Author/Authors :
Martine Blanchet، نويسنده , , Richard Sheppard، نويسنده , , Normand Racine، نويسنده , , Anique Ducharme، نويسنده , , Daniel Curnier، نويسنده , , Jean-Claude Tardif، نويسنده , , Pierre Sirois، نويسنده , , Marie-Catherine Lamoureux، نويسنده , , Jacques de Champlain، نويسنده , , Michel White، نويسنده ,
Abstract :
Background
In patients with symptomatic congestive heart failure receiving optimal therapy with an angiotensin-converting enzyme (ACE) inhibitor and a β-blocker, the impact of using an angiotensin receptor blocker on submaximal exercise capacity and on neurohumoral activation at rest and during stress has not been investigated.
Methods
Thirty-three patients with congestive heart failure, New York Heart Association II or III symptoms, and left ventricular ejection fraction 25.5% ± 7.2% treated with an ACE inhibitor and a β-blocker were recruited. Patients were randomly assigned to receive irbesartan 150 mg per day (n = 22) or a placebo (n = 11) for 6 months. Maximal exercise capacity was assessed using a ramp protocol. Submaximal exercise duration was assessed using a constant load protocol, and plasma norepinephrine and angiotensin II (A-II) were measured in resting state, at 6 minutes, and at peak exercise.
Results
Patients treated with irbesartan presented a 26% increase in submaximal exercise time (+281 seconds, P = .08) whereas exercise duration increased by only 7% in patients treated with a placebo (+128 seconds, P = NS irbesartan vs placebo).
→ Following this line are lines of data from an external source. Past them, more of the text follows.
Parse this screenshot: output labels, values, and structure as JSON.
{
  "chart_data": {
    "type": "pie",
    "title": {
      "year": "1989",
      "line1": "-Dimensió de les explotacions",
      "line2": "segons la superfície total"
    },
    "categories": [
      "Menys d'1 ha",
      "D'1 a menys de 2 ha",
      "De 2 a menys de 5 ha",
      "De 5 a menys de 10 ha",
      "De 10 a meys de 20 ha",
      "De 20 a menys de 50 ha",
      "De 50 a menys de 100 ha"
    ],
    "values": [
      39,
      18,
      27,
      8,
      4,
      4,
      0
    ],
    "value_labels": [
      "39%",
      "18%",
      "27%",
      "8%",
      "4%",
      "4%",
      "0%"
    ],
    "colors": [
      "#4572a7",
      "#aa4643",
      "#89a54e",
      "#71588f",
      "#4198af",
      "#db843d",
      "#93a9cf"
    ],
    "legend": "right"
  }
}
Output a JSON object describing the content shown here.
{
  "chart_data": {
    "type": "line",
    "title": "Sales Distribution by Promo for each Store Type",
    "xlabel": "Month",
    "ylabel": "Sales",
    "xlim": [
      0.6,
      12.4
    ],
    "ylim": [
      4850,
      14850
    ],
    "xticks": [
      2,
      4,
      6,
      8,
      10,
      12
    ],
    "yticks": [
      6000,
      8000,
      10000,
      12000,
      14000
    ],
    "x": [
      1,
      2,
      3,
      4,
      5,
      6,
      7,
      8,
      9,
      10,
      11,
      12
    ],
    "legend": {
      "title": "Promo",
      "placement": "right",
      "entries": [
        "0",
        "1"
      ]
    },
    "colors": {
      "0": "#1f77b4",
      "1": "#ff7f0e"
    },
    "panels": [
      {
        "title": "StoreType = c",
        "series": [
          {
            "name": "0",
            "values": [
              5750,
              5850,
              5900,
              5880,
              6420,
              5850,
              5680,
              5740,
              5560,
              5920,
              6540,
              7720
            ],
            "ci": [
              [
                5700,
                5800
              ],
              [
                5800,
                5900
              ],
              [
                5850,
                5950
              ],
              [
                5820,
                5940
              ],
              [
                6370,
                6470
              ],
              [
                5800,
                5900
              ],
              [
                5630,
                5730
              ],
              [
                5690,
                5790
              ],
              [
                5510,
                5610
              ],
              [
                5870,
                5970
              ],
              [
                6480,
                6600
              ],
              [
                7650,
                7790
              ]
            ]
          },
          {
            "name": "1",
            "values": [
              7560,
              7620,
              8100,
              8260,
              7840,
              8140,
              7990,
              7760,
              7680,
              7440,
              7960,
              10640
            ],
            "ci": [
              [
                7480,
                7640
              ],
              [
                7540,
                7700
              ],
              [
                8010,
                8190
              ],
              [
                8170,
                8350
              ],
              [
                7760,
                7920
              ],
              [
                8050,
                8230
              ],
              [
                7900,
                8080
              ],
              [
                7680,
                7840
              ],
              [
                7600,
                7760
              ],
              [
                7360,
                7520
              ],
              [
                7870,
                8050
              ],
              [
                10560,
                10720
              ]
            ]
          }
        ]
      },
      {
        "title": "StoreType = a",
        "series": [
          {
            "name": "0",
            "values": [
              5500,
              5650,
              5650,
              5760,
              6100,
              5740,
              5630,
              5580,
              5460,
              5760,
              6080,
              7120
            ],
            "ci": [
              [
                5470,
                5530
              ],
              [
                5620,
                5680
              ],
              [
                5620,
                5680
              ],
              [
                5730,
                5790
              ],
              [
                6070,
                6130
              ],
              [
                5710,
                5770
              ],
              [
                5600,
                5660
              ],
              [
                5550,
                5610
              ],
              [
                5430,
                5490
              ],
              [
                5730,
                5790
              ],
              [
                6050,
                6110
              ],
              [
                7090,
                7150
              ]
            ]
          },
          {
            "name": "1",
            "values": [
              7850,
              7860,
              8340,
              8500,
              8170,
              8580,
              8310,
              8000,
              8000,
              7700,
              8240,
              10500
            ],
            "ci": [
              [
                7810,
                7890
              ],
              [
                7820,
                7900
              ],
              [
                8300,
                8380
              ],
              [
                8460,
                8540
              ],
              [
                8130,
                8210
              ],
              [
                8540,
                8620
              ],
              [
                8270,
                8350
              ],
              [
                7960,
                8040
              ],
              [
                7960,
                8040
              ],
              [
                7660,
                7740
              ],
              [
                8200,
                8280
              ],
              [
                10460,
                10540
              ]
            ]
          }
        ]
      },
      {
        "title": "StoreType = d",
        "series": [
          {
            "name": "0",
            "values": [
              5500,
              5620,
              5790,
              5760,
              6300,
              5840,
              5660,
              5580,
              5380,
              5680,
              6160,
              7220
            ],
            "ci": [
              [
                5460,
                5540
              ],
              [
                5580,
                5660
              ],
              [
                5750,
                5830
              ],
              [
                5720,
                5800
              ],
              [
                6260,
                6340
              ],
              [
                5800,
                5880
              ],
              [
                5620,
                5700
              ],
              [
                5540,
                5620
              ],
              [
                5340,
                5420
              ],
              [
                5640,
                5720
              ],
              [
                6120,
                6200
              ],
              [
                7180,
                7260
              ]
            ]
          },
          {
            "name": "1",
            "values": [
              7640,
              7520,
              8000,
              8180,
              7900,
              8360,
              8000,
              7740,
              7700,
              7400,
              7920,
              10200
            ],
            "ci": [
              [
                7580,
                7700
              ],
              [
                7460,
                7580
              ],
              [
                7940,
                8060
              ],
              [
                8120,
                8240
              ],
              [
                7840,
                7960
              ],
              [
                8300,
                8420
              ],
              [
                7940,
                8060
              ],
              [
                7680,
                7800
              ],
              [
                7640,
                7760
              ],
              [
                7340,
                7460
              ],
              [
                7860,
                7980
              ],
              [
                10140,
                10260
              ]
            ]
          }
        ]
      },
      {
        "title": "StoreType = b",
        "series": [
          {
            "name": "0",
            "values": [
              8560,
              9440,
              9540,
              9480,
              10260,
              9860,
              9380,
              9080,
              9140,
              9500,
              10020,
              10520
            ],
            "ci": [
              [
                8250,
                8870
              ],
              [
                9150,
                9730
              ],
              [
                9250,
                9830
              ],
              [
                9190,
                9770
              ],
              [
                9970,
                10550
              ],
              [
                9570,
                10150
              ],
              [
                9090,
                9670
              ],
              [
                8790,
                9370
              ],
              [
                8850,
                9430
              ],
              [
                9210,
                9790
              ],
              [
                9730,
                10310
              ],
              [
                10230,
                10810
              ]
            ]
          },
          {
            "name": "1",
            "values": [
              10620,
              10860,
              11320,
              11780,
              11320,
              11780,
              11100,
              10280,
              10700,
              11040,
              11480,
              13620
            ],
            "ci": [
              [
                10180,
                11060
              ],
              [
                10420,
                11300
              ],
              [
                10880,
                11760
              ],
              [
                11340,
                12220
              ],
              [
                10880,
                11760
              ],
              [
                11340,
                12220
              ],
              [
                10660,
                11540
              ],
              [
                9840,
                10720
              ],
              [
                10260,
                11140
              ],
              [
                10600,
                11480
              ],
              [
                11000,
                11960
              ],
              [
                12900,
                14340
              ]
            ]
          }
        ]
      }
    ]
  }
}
Norepinephrine levels increased to a similar extent in both groups, whereas A-II levels did not increase or change in response to therapy.
Conclusions
Dual A-II suppression with an ACE inhibitor plus irbesartan provides a small but a significant increase in submaximal exercise capacity. This beneficial effect is observed despite no significant changes in maximal exercise capacity, and in resting or exercise-induced increase in neurohumoral activation.